Leftover boiled chicken recycled into a quick pasta dish that is as aromatic as it is tasty. The sauce is simple and light — extra virgin olive oil, minced garlic, roughly chopped fresh sweet basil, chopped sun-dried tomatoes and lemon juice. But it is the feta that really makes this dish so delightful. The next time you make a pasta dish, give Parmesan a rest and top the noodles with feta instead. The briny cheese really does wonders.
- 4 tablespoons extra virgin oil
- 4 cloves garlic finely minced
- 1/3 cup fresh sweet basil roughly chopped
- 4 to 5 sun-dried tomatoes rehydrated in warm water then chopped
- 1 cup cooked chicken shredded
- salt to taste
- pepper to taste
- enough pasta for two cooked in generously salted water
- lemon juice to taste
- 1/3 cup about 1/3 c. of crumbled feta
- extra feta and basil to garnish
- Heat the olive oil in a pan.
- Add the garlic and cook gently just until starting to brown.
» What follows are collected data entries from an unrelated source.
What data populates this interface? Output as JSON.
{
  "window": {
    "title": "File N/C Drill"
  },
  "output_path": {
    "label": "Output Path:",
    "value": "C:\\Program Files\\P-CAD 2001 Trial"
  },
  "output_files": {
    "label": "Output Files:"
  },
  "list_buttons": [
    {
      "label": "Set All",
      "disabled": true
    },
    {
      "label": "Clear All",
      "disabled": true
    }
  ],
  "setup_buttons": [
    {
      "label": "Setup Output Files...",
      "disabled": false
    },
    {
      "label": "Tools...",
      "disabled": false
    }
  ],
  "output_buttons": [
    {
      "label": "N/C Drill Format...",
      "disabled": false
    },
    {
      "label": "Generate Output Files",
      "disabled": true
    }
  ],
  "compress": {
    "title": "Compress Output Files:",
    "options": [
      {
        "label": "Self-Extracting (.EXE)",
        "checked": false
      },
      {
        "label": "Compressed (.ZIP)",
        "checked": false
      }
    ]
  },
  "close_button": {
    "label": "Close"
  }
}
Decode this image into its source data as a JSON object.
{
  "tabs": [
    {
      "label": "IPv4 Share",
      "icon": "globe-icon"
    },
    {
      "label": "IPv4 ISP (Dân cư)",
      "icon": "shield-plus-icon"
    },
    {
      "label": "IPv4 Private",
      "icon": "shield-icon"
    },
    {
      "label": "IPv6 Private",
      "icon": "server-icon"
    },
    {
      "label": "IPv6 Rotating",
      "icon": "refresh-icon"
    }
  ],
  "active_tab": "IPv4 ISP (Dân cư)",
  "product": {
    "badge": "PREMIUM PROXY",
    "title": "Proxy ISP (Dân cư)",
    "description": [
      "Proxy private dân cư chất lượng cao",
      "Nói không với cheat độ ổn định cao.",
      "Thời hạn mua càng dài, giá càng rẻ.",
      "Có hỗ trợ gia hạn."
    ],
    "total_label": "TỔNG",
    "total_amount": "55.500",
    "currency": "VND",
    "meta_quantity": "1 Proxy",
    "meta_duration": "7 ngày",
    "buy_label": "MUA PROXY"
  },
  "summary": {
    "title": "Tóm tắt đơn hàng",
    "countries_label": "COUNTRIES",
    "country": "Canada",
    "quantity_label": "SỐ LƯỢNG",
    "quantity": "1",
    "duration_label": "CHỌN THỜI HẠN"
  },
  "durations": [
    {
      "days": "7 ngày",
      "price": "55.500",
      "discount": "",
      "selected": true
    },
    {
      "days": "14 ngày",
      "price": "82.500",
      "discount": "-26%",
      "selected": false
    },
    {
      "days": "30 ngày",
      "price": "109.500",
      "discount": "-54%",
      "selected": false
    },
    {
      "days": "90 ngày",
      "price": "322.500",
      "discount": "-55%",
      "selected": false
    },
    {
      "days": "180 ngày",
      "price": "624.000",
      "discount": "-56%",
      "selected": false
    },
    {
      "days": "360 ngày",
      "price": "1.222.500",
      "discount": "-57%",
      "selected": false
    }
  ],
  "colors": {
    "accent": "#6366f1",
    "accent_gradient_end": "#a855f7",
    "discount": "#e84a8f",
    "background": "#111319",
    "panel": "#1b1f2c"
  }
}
- Throw in the basil and sun-dried tomatoes. Stir. Cook for half a minute.
- Add the chicken, stir to coat with oil, sprinkle with salt and pepper and cook, with occasional stirring, just until heated through.
- Add the pasta. Toss until heated through.
- Turn off the heat. Add the lemon juice and feta. Stir and toss a few times.
- Garnish with more feta and basil before serving.